İşletme yönetimi ve organizasyon teorisi alanında önde gelen araştırmacılardan Barbara Townley, daha da ileri gidip, panopticon yapı ve sistemlerin, İKY(İnsan kaynakları Yönetimi) uygulamalarında da kullanıldığı görüşündedir. Townley’e göre, İKY de, kurum çalışanlarını kendileri, çalışma arkadaşları ve meslektaşları hakkında bilgi kodlamaya, sınıflandırma yapmaya, bir bağlamda onları gözlemleyerek denetim yapmaya teşvik etmektedir.
Günümüzde sosyal yapılandırmada gelişen bilgi ve iletişim teknolojilerinin oluşturduğu yeni bir iş modeli örneği olan çağrı merkezleri benzeri işletme yapılarını çağdaş elektronik panopticon’lar olarak kabul eden, karşı fikirde olan ve tartışan çok sayıda çalışmalar bulunmaktadır.
Gerçekten, insanlık tarihinde toplumların refah düzeyini arttıran, modern iş yapma modellerini yaygın olarak kullanan, çok sayıda çalışanları bulunan, gelişmiş bilişim teknolojilerine sahip çağrı merkezlerinin ilk örnekleri benzeri iş organizasyonları ‘büyük gözaltı’ hissi yaratan birer elektronik panopticon cezaevi midir?..
Bu merkezler ve benzeri yapılar, sorunlarına çözüm talep eden müşteri telefonlarını güleryüzle ve sevecenlikle cevaplayan, hırçın ve agresif davranan müşterileri yumuşak uslupla cevaplayarak sakinleştiren ve onların sorunlarını, takım ruhu ve etkin işbirliği içinde çözerek yarar sağlayan misyona sahip hizmet faaliyet merkezleri olarak kurulmuş ve yönetilmektedir.
Ama farklı bir bakış açısı ile bu merkezlerin ilk örneklerini, gelişmiş elektronik bilişim sistemleri ile çalışanlarını zaman, uslup, söylem, davranış kısıtları getirerek inisiyatif ve takdir hakkı sağlamayan bir şekilde çalıştıran; basit ve tekrarlayan işlerin sert bürokratik ve aşırı mekanik kural ve prosedürler dahilinde , ruhsuz, bir şekilde gerçekleştirildiği, protokol dışı konuşmaların, hata ve uyumsuz davranışların, verimsiz zaman kullanımının ‘büyük gözaltı’ mekanizmaları (takım yöneticileri ve elektronik bilişim sistemleri) ile anında fark edilerek düzeltildiği panopticon türü cezaevi benzeri işyerleri olarak tanımlayanlar da bulunmaktadır.
Aslında ‘elektronik büyük gözaltı’ duyumsamaları günümüzde artık sadece çağrı merkezlerinin ilk örnekleri türü açık ofis tasarımlı büyük ve yüksek çalışan sayısına sahip, herkesin birbirini görebildiği ve izleyebildiği işyerlerine mahsus değildir.
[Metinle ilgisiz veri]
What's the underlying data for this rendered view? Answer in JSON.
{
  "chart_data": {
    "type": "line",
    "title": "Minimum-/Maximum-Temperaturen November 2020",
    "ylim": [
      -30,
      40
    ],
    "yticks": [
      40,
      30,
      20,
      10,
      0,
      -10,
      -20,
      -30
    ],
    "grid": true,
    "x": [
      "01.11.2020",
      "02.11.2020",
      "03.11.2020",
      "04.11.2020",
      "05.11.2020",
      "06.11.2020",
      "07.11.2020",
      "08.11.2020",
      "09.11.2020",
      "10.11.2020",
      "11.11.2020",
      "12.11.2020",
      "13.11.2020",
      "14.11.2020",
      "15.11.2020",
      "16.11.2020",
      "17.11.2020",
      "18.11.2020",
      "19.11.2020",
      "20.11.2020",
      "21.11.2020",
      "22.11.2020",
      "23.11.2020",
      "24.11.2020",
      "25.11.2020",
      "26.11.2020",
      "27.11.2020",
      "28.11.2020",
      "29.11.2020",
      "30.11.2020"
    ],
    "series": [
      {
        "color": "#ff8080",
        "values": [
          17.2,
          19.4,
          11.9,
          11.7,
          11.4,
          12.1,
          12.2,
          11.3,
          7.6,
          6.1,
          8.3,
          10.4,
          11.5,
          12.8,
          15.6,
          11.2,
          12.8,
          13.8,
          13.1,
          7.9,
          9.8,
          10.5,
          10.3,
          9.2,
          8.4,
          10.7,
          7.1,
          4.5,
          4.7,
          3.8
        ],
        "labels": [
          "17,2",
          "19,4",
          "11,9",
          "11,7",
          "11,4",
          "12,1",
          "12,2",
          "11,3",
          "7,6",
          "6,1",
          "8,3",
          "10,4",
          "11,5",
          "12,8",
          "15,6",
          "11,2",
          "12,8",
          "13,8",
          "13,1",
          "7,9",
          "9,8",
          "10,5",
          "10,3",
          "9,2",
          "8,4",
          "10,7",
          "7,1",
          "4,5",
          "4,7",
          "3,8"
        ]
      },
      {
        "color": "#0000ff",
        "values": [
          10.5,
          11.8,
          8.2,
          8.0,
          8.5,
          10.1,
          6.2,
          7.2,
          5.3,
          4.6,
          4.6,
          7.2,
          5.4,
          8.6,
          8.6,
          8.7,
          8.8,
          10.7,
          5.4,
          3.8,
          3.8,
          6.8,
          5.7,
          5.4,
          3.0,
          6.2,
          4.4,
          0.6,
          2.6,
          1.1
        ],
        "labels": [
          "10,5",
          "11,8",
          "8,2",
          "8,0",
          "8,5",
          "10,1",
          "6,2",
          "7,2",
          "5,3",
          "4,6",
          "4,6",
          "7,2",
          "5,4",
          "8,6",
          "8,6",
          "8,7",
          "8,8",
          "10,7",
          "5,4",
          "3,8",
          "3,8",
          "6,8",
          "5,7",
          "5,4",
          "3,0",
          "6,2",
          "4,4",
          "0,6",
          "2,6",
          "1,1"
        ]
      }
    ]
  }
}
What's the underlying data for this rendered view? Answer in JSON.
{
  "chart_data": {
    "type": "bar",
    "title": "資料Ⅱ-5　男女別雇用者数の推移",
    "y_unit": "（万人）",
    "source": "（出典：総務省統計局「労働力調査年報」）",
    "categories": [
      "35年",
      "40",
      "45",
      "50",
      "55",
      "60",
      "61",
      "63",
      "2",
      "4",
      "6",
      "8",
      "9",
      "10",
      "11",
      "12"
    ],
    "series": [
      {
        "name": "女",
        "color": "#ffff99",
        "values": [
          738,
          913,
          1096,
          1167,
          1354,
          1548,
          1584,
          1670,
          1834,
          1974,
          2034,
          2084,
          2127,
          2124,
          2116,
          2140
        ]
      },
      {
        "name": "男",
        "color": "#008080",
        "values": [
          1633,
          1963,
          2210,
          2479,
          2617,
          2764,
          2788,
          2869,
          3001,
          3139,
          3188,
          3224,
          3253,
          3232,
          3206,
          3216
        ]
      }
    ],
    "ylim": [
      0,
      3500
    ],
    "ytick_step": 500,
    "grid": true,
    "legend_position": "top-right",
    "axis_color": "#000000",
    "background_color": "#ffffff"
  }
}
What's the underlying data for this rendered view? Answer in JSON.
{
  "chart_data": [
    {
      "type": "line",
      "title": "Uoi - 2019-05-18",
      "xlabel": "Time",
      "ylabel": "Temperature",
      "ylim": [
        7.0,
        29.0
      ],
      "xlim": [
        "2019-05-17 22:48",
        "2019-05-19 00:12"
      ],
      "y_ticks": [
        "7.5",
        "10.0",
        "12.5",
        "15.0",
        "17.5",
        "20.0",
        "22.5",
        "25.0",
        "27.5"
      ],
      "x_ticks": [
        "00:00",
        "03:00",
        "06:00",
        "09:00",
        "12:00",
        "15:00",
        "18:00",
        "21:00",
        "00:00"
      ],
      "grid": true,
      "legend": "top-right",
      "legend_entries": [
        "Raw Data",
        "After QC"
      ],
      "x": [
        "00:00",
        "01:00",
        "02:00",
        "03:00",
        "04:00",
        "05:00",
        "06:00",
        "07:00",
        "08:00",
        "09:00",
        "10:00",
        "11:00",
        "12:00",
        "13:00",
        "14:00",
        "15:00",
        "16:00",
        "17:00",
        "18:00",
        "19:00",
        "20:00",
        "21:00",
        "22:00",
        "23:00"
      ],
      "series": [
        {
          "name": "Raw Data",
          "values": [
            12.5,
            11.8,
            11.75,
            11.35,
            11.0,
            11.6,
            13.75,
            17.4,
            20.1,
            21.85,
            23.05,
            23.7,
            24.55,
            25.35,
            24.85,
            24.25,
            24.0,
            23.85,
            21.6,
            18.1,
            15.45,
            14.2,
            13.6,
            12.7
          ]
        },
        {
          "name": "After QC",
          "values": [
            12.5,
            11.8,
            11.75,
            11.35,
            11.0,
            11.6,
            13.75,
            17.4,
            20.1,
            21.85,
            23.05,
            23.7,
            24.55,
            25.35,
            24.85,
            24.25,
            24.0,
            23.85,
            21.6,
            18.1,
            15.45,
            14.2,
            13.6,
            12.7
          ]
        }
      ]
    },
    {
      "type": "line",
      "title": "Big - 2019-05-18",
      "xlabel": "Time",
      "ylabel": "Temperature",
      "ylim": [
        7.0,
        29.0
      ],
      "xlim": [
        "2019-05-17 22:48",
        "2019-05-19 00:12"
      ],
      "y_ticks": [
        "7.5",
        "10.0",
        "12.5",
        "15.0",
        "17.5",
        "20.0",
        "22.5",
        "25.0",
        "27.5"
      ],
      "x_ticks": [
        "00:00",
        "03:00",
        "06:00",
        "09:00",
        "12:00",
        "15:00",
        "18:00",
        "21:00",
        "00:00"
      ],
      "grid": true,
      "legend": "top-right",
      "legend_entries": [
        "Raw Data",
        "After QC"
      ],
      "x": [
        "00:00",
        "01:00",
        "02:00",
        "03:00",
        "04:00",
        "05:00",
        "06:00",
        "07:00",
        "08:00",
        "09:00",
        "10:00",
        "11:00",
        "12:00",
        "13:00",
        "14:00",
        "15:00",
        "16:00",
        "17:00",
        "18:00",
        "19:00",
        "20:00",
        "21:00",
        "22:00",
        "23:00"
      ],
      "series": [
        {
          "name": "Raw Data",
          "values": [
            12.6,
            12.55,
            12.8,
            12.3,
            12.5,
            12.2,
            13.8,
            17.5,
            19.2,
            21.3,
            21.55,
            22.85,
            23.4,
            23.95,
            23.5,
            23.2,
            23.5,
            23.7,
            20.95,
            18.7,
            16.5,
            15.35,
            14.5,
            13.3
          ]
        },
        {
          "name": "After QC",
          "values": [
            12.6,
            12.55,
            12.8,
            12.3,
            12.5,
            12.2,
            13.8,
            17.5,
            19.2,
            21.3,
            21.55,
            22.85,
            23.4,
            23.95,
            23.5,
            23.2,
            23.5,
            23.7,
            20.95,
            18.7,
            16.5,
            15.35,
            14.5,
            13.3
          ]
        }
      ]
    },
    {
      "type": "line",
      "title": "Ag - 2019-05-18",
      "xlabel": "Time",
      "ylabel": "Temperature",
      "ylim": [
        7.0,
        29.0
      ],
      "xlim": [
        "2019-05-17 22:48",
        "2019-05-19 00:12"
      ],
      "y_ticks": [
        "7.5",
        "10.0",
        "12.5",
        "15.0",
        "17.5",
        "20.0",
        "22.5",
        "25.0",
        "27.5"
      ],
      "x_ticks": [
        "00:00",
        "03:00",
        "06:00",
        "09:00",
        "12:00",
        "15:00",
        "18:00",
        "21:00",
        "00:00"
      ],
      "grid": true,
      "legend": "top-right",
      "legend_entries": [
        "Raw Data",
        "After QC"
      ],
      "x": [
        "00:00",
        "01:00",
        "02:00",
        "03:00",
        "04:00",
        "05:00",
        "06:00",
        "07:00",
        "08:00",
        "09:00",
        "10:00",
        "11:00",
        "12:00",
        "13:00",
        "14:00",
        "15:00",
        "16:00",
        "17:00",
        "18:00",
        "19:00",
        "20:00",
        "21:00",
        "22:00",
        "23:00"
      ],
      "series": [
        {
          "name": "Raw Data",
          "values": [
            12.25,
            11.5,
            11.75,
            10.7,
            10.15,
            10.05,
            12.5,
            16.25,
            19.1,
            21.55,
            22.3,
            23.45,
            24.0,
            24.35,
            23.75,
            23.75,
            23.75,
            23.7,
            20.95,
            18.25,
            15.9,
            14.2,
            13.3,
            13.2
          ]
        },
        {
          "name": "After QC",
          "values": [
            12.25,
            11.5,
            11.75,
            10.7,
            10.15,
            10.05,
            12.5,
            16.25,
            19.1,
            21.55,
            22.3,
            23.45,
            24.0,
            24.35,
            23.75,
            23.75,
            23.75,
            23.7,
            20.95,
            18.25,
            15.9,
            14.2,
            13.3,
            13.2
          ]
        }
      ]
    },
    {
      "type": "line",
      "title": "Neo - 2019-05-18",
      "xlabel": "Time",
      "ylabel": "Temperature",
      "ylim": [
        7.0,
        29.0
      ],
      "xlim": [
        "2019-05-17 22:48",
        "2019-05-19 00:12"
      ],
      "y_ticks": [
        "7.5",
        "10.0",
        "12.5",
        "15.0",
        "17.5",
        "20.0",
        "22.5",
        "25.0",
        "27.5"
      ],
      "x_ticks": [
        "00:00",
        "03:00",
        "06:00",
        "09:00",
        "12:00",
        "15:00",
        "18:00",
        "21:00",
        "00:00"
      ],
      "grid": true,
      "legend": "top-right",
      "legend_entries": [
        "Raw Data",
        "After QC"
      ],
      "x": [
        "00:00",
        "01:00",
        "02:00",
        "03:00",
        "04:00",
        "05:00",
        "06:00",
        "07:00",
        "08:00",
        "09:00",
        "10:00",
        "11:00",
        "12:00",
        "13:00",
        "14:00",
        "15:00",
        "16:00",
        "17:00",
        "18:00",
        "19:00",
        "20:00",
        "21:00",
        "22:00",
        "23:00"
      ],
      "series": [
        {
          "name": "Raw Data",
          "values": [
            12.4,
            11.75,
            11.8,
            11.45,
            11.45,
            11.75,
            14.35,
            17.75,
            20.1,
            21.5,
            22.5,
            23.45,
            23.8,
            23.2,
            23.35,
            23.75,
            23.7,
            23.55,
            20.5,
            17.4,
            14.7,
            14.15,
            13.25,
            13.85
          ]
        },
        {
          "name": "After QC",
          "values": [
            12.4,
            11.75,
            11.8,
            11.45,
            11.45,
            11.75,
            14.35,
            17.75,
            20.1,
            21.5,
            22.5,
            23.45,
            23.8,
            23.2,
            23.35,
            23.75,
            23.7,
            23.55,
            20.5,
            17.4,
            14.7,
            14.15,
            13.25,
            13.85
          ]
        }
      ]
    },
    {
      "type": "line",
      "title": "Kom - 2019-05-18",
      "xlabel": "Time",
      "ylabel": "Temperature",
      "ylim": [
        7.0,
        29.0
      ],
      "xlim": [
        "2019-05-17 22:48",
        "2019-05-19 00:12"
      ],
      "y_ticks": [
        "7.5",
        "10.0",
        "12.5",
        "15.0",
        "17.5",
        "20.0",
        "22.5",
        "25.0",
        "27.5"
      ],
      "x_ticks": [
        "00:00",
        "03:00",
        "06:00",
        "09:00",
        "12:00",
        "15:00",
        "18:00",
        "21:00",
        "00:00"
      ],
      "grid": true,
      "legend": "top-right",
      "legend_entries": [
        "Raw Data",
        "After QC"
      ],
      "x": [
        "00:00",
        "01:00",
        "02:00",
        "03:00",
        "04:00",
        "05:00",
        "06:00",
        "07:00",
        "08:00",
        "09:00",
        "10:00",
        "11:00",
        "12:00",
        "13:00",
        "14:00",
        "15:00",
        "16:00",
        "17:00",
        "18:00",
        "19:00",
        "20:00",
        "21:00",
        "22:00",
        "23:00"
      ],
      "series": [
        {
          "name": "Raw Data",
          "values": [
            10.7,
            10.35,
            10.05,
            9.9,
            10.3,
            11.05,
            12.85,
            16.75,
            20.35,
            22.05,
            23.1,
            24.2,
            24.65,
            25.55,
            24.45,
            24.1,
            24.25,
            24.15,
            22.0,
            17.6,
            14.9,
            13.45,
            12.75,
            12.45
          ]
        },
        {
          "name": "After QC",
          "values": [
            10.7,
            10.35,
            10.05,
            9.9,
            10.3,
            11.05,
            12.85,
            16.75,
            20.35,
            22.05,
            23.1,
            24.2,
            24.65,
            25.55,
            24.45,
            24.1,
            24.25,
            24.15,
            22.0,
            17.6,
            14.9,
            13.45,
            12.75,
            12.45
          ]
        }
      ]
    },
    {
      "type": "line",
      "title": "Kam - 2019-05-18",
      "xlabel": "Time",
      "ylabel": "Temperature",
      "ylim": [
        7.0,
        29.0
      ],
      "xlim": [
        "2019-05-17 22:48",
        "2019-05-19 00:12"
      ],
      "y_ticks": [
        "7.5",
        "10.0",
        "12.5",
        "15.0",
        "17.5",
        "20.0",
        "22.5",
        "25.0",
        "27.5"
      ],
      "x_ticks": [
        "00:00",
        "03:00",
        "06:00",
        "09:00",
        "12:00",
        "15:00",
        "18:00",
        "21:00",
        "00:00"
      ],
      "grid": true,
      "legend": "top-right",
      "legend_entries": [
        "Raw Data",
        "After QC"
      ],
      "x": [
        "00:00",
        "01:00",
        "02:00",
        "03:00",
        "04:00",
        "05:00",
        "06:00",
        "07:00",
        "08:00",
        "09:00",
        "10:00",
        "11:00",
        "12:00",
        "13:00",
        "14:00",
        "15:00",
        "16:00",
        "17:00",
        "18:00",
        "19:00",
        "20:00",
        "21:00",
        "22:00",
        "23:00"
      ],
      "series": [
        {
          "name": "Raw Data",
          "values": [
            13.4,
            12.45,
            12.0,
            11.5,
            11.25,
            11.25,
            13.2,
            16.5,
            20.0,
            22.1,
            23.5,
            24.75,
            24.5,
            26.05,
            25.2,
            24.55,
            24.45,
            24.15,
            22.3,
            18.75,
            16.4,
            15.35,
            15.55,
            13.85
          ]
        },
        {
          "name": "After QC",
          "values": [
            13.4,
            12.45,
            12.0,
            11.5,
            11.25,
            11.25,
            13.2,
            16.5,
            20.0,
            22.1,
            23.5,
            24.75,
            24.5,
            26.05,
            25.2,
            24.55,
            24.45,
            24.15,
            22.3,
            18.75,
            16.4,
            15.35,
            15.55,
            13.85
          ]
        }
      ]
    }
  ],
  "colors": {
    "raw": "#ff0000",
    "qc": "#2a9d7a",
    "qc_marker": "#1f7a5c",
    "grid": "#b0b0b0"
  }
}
Büyük, orta veya küçük çoğu kurumlarda, yerinden veya uzaktan çalışanların performansları, kuruma sağladıkları çıktıları, hatalı uygulamaları, işlerin görülmesinde davranış tarzları gelişmiş elektronik gözlem sistemleri ile her an kontrol edilebilmektedir.
Daha da ötesi devlet kurumlarının, e-Muhasebe(e-Fatura, e-Kayıt yöntemi, v.s.) sistemi ile işletmelerin ticari faaliyetlerini neredeyse günlük olarak kontrol altında tutabildikleri; e-Devlet uygulamaları ile bireylerin kendilerinin dahi farkında bulunmadıkları her türlü bilgilere ulaşabildikleri, böylece tüm kurum ve bireylerde ‘büyük gözaltı’ hissinin duyulmasına yol açan mekanizmalara sahip oldukları artık herkesçe bilinmektedir.
Modernist bakış açısı ile akıllı makineler desteği ile oluşturulan yeni iş modellerinin ve kurumsal yapıların, kaynak, girdi, süreç ve çıktıları etkili ve verimli olarak en az hata ile gerçekleştirmede yardımcı olduğu şüphesizdir.
Peki, çalışanlar açısından durum nasıl dersiniz?..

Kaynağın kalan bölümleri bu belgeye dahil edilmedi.